A jeśli ktoś mi zarzuci
że świat widzę w krzywym lusterku
to ja powtórzę :
on w r ó c i .
Choć może w innym futerku . . .

konto usunięte

Temat: Ulubiony wiersz?

No i obowiązkowo:

PORTRET KOBIECY, Wiesława Szymborska

Musi być do wyboru.
Zmieniać się, żeby tylko nic się nie zmieniło.
To łatwe, niemożliwe, trudne, warte próby.
Oczy ma, jeśli trzeba, raz modre, raz szare,
czarne, wesołe, bez powodu pełne łez.
Śpi z nim jak pierwsza z brzegu, jedyna na świecie.
Urodzi mu czworo dzieci, żadnych dzieci, jedno.
Naiwna, ale najlepiej doradzi.
Słaba, ale udźwignie.
Nie ma głowy na karku, to będzie ją miała.
Czyta Jaspersa i pisma kobiece.
Nie wie po co ta śrubka i zbuduje most.
Młoda, jak zwykle młoda, ciągle jeszcze młoda.
Trzyma w rękach wróbelka ze złamanym skrzydłem,
własne pieniądze na podróż daleką i długą,
tasak do mięsa, kompres i kieliszek czystej.
Dokąd tak biegnie i czy nie jest zmęczona?
Ależ nie, tylko trochę, bardzo, nic nie szkodzi.
Albo go kocha, albo się uparła.
Na dobre, na niedobre i na litość boską.

:)

Temat: Ulubiony wiersz?

Mam bardzo duży rozrzut wśrod ulubionych .Od Safony do Achmatowej .
A z polskich oczywiśćie Asnyk i Tetmajer.

Ach,powiedz
Ach, powiedz, powiedz!
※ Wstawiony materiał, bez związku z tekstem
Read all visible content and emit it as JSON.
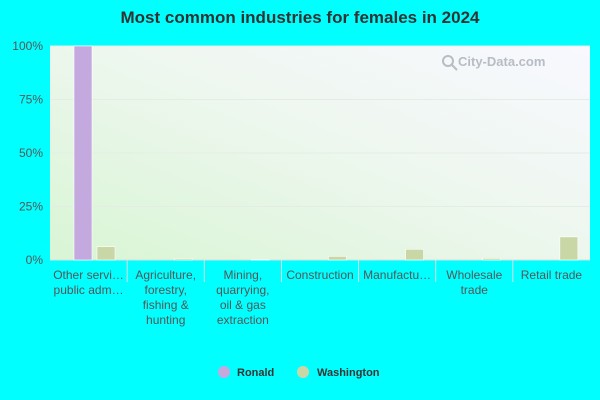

Jaki Bóg
W nadziemskie ubrał cię szaty,
Abyś w piękności zbrojna luk
Zburzyła promienne światy?

Ach, wobec ciebie nie ma nic!
Ty łamiesz prawa odwieczne.
I przed jasnością twoich lic
Promienie gasną słoneczne.

Niebiosa, ziemia, błękit wód,
Wszystko przepada i ginie,
Gdy ty w piękności zbrojna cud
Stajesz na światów ruinie.

Olśniewasz wszystkie światy trzy
Białością swego łona,
Rozkoszy dreszczem ziemia drży,
Kiedy obnażysz ramiona.

Z ust twoich pijąc słodycz róż,
Z pragnienia umrzeć by trzeba,
Ich ogień wstrząsa światem dusz
I pała najwyższa nieba.

A któż z śmiertelnych może znieść
Twa piękność w całym rozkwicie?
Kto może oddać tobie cześć
I jeszcze zachować życie?

Kto może myślą pieścić skroń,
Twych włosów bawić się splotem,
Kto pić namiętna może woń
I jeszcze nie umrzeć potem?

Tak jak konwalii biały kwiat
Usycha na twoim łonie,
Tak każdy zginąć byłby rad
Z uśmiechem szczęścia przy zgonie.

Lecz widząc ciebie, odejść znów
W samotne ziemi obszary...
Na te męczarnie nie ma słow.,
I nie ma straszniejszej kary!

Wiec powiedz, powiedz! Jaki Bóg
Zrobił cię kwiatów królowa?...
Bo ja chce umrzeć u twych nóg,
Byś mnie wskrzesiła na nowo!
A.Asnyk
Piotr K.

Piotr K. QA / Test Engineer
at Luxoft / UBS

Temat: Ulubiony wiersz?

Podobają mi się...

***

Kazimierz Przerwa-Tetmajer

Zamyślenia

Melancholia, tęsknota, smutek, zniechęcenie
Są treścią mojej duszy... Z skrzydły złamanemi
Myśl ma, zamiast powietrzne przerzynać bezdenie,
Włóczy się jak zbarczone żurawie po ziemi.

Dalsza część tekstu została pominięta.